Keep this journal for 6 months and then print out the entire contents. Go to a park or quiet place and read your journal. If you want to know who you have become as a person, a believer, a minister, a spouse, a parent, a procrastinator, the truth will be unvarnished and clear. This intervention can be remedial and renewing.

Finally, make a written contract with someone you trust who will verbally confront you about a due date you declared for the completion of a project. Knowing this person will hold your feet to the fire may be the incentive you need to close the door and just get it done.

Prayer and Procrastination

Our ministries are built on the bedrock truth that, as followers of Christ, “all things have become new.”

We celebrate this truth but new does not always mean erase.

This theology of salvation remains intact when we openly admit to each other the vitality and reach of the kingdom of God has been compromised by our procrastination. Scripture is replete with illustrations of this biblical truth.

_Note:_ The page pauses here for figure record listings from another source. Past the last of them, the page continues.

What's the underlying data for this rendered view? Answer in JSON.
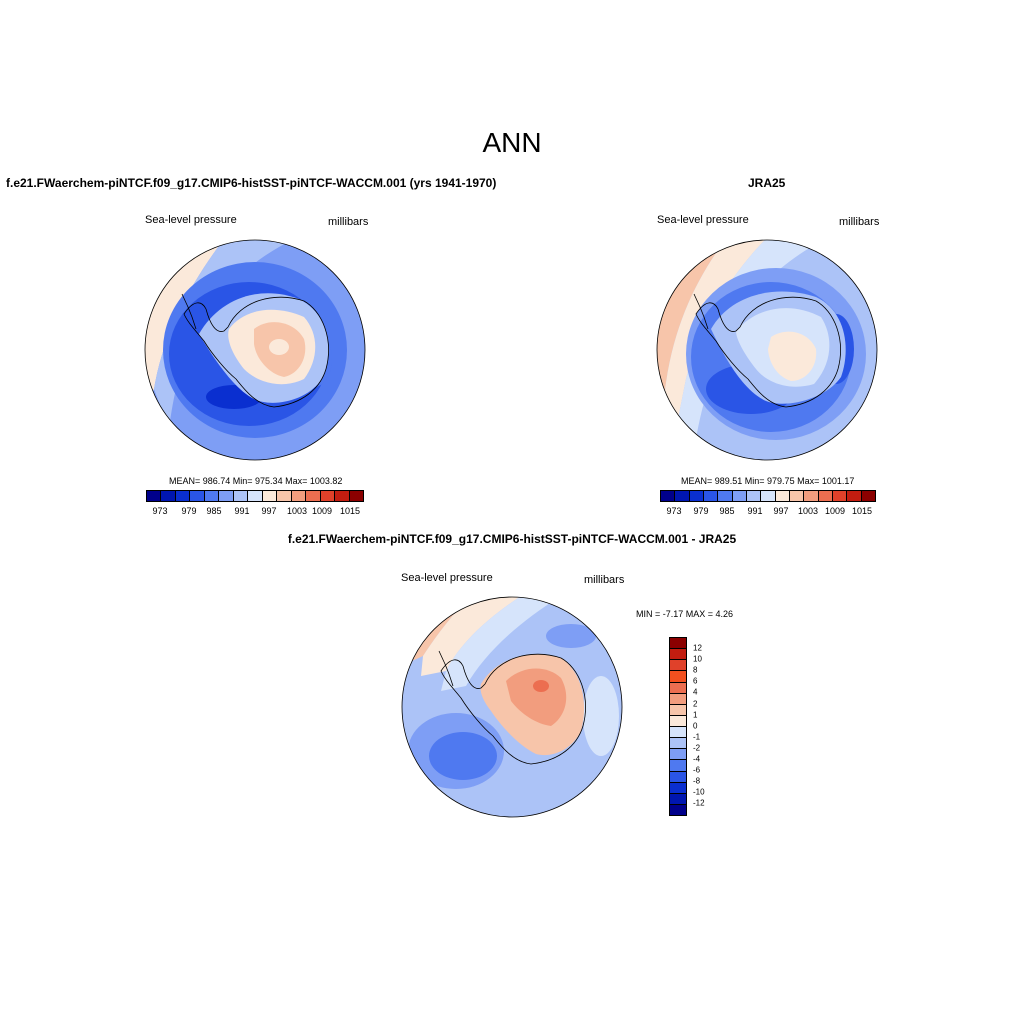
{
  "title": "ANN",
  "field_label": "Sea-level pressure",
  "units_label": "millibars",
  "palette": [
    "#00008b",
    "#0016b0",
    "#0a2fd0",
    "#2a55e6",
    "#4f79f0",
    "#7e9ef5",
    "#acc3f7",
    "#d6e4fb",
    "#fbe9da",
    "#f7c5aa",
    "#f29d7e",
    "#ec6e50",
    "#e0412a",
    "#c21d10",
    "#8b0000"
  ],
  "panels": {
    "model": {
      "title": "f.e21.FWaerchem-piNTCF.f09_g17.CMIP6-histSST-piNTCF-WACCM.001 (yrs 1941-1970)",
      "stats": "MEAN= 986.74  Min= 975.34  Max= 1003.82",
      "colorbar_labels": [
        "973",
        "979",
        "985",
        "991",
        "997",
        "1003",
        "1009",
        "1015"
      ]
    },
    "obs": {
      "title": "JRA25",
      "stats": "MEAN= 989.51  Min= 979.75  Max= 1001.17",
      "colorbar_labels": [
        "973",
        "979",
        "985",
        "991",
        "997",
        "1003",
        "1009",
        "1015"
      ]
    },
    "diff": {
      "title": "f.e21.FWaerchem-piNTCF.f09_g17.CMIP6-histSST-piNTCF-WACCM.001 - JRA25",
      "stats": "MIN =  -7.17 MAX =   4.26",
      "colorbar_labels": [
        "12",
        "10",
        "8",
        "6",
        "4",
        "2",
        "1",
        "0",
        "-1",
        "-2",
        "-4",
        "-6",
        "-8",
        "-10",
        "-12"
      ],
      "palette": [
        "#8b0000",
        "#c21d10",
        "#e0412a",
        "#f2501f",
        "#ec6e50",
        "#f29d7e",
        "#f7c5aa",
        "#fbe9da",
        "#d6e4fb",
        "#acc3f7",
        "#7e9ef5",
        "#4f79f0",
        "#2a55e6",
        "#0a2fd0",
        "#0016b0",
        "#00008b"
      ]
    }
  }
}
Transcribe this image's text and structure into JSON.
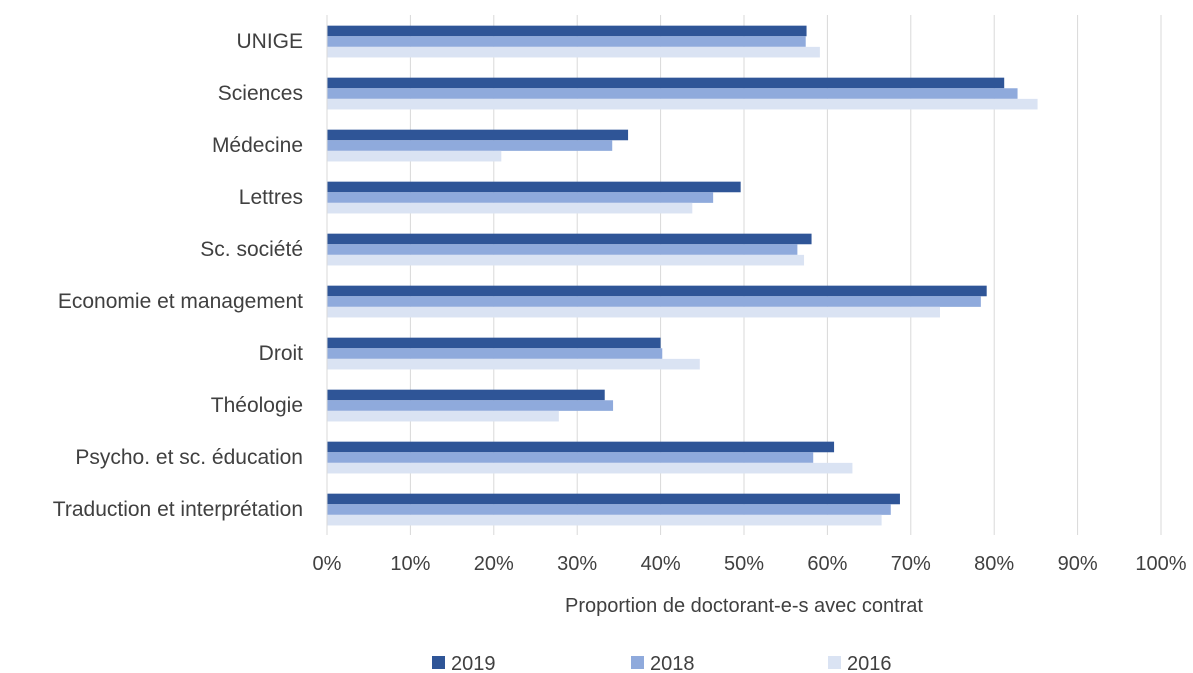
{
  "chart_data": {
    "type": "bar",
    "orientation": "horizontal",
    "title": "",
    "xlabel": "Proportion de doctorant-e-s avec contrat",
    "ylabel": "",
    "xlim": [
      0,
      100
    ],
    "x_ticks": [
      "0%",
      "10%",
      "20%",
      "30%",
      "40%",
      "50%",
      "60%",
      "70%",
      "80%",
      "90%",
      "100%"
    ],
    "categories": [
      "UNIGE",
      "Sciences",
      "Médecine",
      "Lettres",
      "Sc. société",
      "Economie et management",
      "Droit",
      "Théologie",
      "Psycho. et sc. éducation",
      "Traduction et interprétation"
    ],
    "series": [
      {
        "name": "2019",
        "color": "#2F5597",
        "values": [
          57.5,
          81.2,
          36.1,
          49.6,
          58.1,
          79.1,
          40.0,
          33.3,
          60.8,
          68.7
        ]
      },
      {
        "name": "2018",
        "color": "#8FAADC",
        "values": [
          57.4,
          82.8,
          34.2,
          46.3,
          56.4,
          78.4,
          40.2,
          34.3,
          58.3,
          67.6
        ]
      },
      {
        "name": "2016",
        "color": "#DAE3F3",
        "values": [
          59.1,
          85.2,
          20.9,
          43.8,
          57.2,
          73.5,
          44.7,
          27.8,
          63.0,
          66.5
        ]
      }
    ],
    "grid": "vertical",
    "legend_position": "bottom"
  }
}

In Numbers 14, the Israelites did not enter the Promised Land because they procrastinated crossing over. Saul, in 1 Samuel 15, begged Samuel for forgiveness because he delayed defeating God’s enemies, but Saul never got a second chance to lead Israel. And, in Luke 13 our Lord used a mind-numbing parable about those who procrastinated entering the house before the accepted evening curfew. In spite of their repeated banging, no one opened the door to them.

Procrastination is not a joke, a bad habit, or a personal foible. For the believer, procrastination can be a fatal flaw that ends a ministry and/or permanently impedes the growth of the church in a specific community.

Therefore, the final intervention for procrastination is prayer — an honest “I-Thou” conversation that takes place today, not tomorrow.